Wirtschaft und Finanzen

„Die langfristige Wachstumsperspektive ist intakt“

Interview mit Dr. Stefan Schulte, Fraport AG

Dr. David Deißner, Geschäftsführer, Atlantik-Brücke, Dr. Stefan Schulte, Vorsitzender des Vorstands, Fraport AG, Jürgen Conzelmann, Vorsitzender, Haus & Grund Frankfurt, Leiter der Regionalgruppe Frankfurt der Atlantik-Brücke, beim Frankfurt Luncheon

Dr. Stefan Schulte, Vorstandsvorsitzender der Fraport AG, sprach beim Frankfurt Luncheon der Atlantik-Brücke über das Thema „Luftverkehrsmarkt – Quo Vadis? Die Branche zwischen Klimadebatte und Covid-Krise“. Im Interview, das wir im Anschluss an die Veranstaltung mit ihm führten, fasst er seine Sicht auf die zwei drängenden Themen für die Luftfahrt zusammen.

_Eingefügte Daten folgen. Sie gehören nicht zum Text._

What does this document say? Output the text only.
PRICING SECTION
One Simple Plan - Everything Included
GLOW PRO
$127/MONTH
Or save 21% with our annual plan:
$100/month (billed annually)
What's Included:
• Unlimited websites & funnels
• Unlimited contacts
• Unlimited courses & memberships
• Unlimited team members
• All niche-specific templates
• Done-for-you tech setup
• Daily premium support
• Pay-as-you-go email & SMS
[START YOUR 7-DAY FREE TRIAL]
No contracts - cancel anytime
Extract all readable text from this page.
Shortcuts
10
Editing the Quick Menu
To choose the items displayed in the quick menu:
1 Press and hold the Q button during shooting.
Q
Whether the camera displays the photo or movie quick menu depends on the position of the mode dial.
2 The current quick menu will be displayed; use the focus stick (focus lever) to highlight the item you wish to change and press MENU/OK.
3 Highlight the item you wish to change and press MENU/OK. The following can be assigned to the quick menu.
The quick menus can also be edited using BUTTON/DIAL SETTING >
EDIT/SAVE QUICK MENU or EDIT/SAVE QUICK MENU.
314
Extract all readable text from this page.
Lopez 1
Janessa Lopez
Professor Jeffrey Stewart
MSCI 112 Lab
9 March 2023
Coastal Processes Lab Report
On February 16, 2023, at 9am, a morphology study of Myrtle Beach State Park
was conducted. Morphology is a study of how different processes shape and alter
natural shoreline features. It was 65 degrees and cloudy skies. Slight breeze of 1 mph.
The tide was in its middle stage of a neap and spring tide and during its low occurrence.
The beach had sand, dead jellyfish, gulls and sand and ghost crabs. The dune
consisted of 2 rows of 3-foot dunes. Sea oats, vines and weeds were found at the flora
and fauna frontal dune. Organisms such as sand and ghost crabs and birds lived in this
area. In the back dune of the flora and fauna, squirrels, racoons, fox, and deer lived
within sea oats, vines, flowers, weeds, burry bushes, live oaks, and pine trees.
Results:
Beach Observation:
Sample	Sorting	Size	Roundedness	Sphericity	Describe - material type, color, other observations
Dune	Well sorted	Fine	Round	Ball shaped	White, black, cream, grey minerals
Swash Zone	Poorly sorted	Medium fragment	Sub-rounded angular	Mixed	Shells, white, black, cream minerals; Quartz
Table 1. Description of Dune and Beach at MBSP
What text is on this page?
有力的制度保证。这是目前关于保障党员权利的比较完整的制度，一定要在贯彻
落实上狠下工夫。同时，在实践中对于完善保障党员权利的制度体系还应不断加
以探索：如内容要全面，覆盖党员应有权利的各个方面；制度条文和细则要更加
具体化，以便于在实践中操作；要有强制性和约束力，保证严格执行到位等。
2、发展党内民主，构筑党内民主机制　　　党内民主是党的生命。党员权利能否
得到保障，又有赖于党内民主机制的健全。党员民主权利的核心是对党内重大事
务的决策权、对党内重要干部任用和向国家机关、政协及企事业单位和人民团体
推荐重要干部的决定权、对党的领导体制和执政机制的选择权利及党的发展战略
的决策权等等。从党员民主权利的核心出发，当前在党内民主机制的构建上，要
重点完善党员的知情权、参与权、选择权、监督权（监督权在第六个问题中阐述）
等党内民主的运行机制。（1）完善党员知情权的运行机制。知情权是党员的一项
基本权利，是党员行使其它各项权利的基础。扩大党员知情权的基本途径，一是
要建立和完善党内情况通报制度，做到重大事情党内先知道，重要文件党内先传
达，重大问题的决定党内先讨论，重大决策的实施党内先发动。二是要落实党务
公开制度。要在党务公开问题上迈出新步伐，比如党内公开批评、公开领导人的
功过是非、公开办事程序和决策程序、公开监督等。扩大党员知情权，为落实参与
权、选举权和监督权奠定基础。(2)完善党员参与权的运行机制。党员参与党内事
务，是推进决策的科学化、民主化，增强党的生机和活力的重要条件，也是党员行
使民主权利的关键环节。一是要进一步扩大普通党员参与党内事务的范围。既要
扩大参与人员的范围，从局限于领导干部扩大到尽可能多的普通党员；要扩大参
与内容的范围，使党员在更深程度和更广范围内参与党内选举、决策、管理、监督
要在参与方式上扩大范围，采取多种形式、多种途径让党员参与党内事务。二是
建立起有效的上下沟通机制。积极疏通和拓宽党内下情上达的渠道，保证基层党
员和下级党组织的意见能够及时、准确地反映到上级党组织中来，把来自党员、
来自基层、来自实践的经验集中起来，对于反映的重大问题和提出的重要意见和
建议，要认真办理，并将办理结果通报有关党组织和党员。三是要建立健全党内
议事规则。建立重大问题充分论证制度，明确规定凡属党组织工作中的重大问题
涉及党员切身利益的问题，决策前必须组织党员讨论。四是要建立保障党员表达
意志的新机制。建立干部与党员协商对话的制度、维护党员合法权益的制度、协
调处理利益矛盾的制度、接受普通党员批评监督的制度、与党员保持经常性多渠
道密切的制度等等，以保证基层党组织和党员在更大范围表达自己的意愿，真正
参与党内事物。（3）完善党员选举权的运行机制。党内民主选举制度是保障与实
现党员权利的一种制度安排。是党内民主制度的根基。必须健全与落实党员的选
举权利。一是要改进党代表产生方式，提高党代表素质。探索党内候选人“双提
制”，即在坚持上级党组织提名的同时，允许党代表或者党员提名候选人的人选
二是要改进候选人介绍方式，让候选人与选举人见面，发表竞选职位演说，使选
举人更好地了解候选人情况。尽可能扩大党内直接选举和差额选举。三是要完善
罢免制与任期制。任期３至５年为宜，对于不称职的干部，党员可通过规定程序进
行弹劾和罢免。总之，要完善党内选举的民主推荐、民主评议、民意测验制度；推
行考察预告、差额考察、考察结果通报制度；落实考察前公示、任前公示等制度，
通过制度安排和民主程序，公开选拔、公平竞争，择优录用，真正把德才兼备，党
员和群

Durch die Pandemie war der Flugverkehr drastisch eingeschränkt; die Luftfahrtbranche war besonders stark betroffen. Kann sich die Branche von den tiefen Einschnitten wieder erholen?

Die COVID-19-Pandemie hat die gesamte Luftfahrt massiv belastet und wird noch lange nachwirken. Die Verschuldung der Airlines und Flughäfen ist stark angestiegen. Und es wird noch Jahre dauern, bis wir bei den Passagierzahlen wieder das Vorkrisenniveau erreichen. Dennoch sehen wir jeden Tag, dass die Menschen weiterhin die Welt erkunden und fliegen möchten. Das zeigen die Passagierzahlen der vergangenen Monate und auch die Buchungen für den Winter. Insofern ist die langfristige Wachstumsperspektive völlig intakt. Aber natürlich wird sich der Luftverkehrsmarkt ein Stück weit verändern und der Wettbewerbsdruck weiter zunehmen.

Das Reisen unter Pandemie-Bedingungen ist nach wie vor unübersichtlich: schnell wechselnde Einreiseregeln, uneinheitliche Impfdokumente – wäre es denkbar, dass die Luftfahrtbranche eine gemeinsame Lösung findet, um hier Abhilfe zu schaffen, z.B. durch digitale Plattformen?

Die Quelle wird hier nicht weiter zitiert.